Individuare e validare marcatori periferici di stress e funzione immunitaria, relativi alla progressione del cancro al seno - conclude l’esperta - può consentire di identificare fattori prognostici per lo sviluppo dello stato depressivo in pazienti con tumore alla mammella durante la terapia farmacologica e nelle fasi successive e per identificare tempestivamente quelle pazienti più suscettibili alle conseguenze psicologiche negative dello stress.

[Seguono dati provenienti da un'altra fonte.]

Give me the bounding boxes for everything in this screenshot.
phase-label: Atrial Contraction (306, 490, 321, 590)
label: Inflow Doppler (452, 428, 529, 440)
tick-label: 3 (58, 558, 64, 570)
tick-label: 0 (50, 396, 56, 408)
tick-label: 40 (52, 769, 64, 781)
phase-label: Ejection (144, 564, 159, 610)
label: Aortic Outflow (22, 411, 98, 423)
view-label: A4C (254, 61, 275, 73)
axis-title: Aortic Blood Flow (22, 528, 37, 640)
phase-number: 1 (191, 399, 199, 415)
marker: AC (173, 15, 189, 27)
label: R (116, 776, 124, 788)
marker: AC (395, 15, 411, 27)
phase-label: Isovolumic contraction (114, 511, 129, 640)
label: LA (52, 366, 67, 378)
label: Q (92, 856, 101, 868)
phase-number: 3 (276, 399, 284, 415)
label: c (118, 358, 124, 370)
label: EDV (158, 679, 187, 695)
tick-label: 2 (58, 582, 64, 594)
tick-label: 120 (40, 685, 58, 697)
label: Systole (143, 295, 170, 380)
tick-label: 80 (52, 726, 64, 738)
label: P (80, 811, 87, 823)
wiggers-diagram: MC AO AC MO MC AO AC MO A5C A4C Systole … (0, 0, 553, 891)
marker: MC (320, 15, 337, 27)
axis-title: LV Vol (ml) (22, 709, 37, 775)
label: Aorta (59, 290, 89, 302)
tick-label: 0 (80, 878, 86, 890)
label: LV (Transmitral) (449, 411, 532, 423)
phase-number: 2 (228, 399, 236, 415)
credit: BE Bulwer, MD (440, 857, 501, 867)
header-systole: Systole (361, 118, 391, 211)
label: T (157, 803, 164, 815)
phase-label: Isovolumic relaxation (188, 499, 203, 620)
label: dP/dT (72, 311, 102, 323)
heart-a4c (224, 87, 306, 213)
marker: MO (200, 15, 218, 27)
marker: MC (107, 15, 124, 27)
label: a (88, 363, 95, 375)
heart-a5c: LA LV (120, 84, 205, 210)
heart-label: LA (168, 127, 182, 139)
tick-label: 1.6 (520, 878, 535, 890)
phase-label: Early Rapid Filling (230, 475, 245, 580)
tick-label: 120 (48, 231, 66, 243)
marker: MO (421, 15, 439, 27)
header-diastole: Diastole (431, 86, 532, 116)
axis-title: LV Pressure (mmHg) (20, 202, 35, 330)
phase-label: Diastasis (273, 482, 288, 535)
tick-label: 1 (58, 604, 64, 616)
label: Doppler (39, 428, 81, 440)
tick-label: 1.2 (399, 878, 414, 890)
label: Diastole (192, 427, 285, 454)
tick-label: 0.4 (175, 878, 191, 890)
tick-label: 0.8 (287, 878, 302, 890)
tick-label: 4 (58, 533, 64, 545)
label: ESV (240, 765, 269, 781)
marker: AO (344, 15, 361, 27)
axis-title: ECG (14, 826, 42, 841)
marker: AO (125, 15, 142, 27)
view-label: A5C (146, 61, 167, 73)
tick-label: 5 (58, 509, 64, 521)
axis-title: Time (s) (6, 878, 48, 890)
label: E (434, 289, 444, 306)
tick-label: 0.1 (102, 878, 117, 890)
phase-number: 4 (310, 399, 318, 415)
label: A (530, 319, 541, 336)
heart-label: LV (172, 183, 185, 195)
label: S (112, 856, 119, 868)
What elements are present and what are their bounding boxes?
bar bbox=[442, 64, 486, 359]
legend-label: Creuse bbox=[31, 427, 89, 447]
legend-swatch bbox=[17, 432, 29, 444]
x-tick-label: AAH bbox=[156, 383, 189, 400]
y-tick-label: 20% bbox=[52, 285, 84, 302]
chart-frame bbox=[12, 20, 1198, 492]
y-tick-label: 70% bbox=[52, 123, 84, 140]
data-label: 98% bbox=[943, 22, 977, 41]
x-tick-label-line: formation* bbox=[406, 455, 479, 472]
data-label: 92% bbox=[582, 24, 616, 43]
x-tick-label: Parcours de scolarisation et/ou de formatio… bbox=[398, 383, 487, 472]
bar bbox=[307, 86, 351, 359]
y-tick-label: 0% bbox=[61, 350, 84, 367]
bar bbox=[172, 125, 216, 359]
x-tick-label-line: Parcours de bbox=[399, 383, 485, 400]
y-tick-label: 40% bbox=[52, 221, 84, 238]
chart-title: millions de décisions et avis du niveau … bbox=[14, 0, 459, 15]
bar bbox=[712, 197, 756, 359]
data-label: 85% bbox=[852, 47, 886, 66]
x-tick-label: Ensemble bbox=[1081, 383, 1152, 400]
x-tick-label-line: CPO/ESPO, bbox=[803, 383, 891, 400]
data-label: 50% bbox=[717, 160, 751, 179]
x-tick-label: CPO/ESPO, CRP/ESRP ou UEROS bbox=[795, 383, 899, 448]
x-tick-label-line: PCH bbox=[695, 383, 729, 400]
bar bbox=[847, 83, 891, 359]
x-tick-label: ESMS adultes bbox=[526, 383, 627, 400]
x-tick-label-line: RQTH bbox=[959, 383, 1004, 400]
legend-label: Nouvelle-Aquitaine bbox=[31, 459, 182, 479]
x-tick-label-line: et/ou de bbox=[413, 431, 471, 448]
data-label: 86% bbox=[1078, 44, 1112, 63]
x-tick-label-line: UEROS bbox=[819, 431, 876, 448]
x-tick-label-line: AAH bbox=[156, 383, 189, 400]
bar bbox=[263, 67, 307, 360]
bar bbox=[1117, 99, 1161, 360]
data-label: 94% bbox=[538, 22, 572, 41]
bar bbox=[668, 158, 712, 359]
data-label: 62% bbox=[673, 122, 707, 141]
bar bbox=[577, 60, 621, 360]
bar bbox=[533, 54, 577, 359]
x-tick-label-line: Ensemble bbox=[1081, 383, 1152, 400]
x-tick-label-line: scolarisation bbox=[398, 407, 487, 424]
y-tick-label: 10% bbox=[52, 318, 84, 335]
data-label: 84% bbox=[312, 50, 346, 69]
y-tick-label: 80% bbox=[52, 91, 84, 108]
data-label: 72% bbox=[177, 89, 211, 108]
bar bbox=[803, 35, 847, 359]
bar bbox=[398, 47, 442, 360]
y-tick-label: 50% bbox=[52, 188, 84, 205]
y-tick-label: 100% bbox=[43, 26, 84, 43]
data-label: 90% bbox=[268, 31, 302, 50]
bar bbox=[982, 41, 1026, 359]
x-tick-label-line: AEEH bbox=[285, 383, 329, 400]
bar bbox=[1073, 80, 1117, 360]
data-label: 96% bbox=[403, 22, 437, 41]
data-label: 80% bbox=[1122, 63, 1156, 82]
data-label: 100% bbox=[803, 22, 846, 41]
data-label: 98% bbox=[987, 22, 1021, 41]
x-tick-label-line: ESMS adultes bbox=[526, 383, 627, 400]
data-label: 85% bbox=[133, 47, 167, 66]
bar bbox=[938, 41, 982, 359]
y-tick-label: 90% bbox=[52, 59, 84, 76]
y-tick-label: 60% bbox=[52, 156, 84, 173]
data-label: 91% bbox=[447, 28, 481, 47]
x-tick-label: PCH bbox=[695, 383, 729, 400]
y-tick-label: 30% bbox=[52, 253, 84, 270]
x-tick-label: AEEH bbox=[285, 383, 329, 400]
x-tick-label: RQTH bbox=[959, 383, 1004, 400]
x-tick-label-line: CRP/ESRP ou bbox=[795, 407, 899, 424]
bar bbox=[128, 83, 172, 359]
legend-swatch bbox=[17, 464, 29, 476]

Pertanto presso l’Istituto Regina si sta svolgendo - illustrano Alessandra Fabi, oncologa e Patrizia Pugliese, psicologa - in collaborazione con l’ISS, un progetto proprio finalizzato all’identificazione del fenomeno stress nelle pazienti con neoplasia della mammella operata e sottoposte a trattamento chemioterapico seguito o meno da terapia antiormonale adiuvante. Lo stress viene valutato attraverso colloqui psicologici e rilevazione di ormoni e citochine, quali il cortisolo, il BDNF, TNF e altri fattori biochimici che sono alla base del meccanismo di induzione dello stress
Dalle prime analisi effettuate su 80 pazienti si rileva che, pur senza evidenti segnali di un alto livello di stress, ansia e depressione nelle pazienti, c’è una correlazione con i livelli alterati di BDNF e alterazioni del cortisolo sia salivare che ematico. Lo studio andrà a verificare la fase del follow up con l’intento di valutare anche l’eventuale impatto sull’outcome della malattia. Una precoce identificazione dello stress può significare una eventuale riduzione di un rischio di ricaduta da parte di pazienti più a rischio, quali quelle donne che dovranno affrontare il percorso chemioterapico di cura
.Nel convegno di oggi sono presentati i risultati preliminari dello studio.